Myanmar's NLD seeks to bolster Suu Kyi's dominant cabinet role

NAYPYITAW/YANGON: Myanmar's majority National League for Democracy (NLD) moved on Thursday to consolidate the dominant role of Aung San Suu Kyi in the new cabinet, underscoring the divide between the party and the powerful army over the junta-drafted constitution.

The NLD tabled a special bill, mentioning Nobel peace laureate by name, that would create the post of a National Presidential Adviser, giving her freedom to coordinate intra-ministerial affairs and help influence the executive.

The position would likely allow Suu Kyi, who will also oversee ministries of education, energy and electric power, foreign affairs and the president's office, to formally circumvent the constitution barring her from the presidency and allow her to rule "above the president", as she has planned.

The bill, reviewed by Reuters, allows the adviser to "contact and deal with government ministries, departments, organisations and associations and individuals".

"It is specifically designed for Aung San Suu Kyi...she will be a negotiator among various groups and she can call on the government and civil organisations to meet," said Aung Kyi Nyunt, a lawmaker from the NLD who proposed the bill.

Suu Kyi, who spent years under house arrest because of her push for democracy, guided the NLD to a landslide win at the polls in November. But she cannot assume the presidency under the charter drafted by the former junta because her two sons are British citizens, as was her late husband.

Instead, the parliament swore in Htin Kyaw, a close friend and confidant of Suu Kyi, as its first president with no military ties in more than half a century on Wednesday.

"The whole world and the whole country know that the constitution must be amended.

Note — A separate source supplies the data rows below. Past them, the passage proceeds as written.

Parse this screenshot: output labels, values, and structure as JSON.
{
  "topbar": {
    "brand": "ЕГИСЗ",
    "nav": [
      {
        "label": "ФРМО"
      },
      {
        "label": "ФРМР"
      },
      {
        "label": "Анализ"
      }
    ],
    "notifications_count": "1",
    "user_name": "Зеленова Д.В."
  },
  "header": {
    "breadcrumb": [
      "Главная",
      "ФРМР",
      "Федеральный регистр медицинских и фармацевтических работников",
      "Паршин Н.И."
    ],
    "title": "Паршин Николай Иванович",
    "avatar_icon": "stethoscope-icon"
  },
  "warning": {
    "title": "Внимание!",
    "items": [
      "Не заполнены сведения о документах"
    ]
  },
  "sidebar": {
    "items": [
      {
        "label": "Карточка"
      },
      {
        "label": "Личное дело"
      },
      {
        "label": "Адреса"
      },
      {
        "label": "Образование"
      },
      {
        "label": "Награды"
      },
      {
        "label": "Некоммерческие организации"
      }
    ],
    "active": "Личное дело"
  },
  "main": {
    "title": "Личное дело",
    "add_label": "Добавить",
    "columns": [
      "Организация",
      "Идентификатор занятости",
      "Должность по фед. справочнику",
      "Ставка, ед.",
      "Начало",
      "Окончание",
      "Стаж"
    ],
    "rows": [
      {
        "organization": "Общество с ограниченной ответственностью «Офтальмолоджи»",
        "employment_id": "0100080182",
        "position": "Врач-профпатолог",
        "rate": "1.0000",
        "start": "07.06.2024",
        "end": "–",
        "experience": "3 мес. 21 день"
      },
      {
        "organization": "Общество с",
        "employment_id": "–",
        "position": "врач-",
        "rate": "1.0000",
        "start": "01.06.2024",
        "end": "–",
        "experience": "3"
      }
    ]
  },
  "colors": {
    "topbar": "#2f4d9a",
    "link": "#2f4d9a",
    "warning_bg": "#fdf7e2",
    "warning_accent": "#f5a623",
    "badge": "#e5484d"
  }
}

The military also needs to accept that," said NLD's Aung Kyi Nyunt.

The NLD's bill will be discussed in the upper house on Friday, coinciding with the inauguration of Htin Kyaw's five-year term. NLD lawmakers say they want to push it through before long public holidays starting on April 9.

The NLD has enough seats in both chambers to pass it.

The charter has been a bone of contention between Suu Kyi and the military, whose influential commander-in-chief, Min Aung Hlaing, has reasserted the army's political clout and warned against amending it quickly.

Relations between the armed forces and Suu Kyi will define the success of Myanmar's most significant break from military rule since the army seized power in 1962.

The armed forces are guaranteed three ministries and control a quarter of parliamentary seats - enough to give them a veto over constitutional amendments and potentially limit the scope of Suu Kyi's reforms.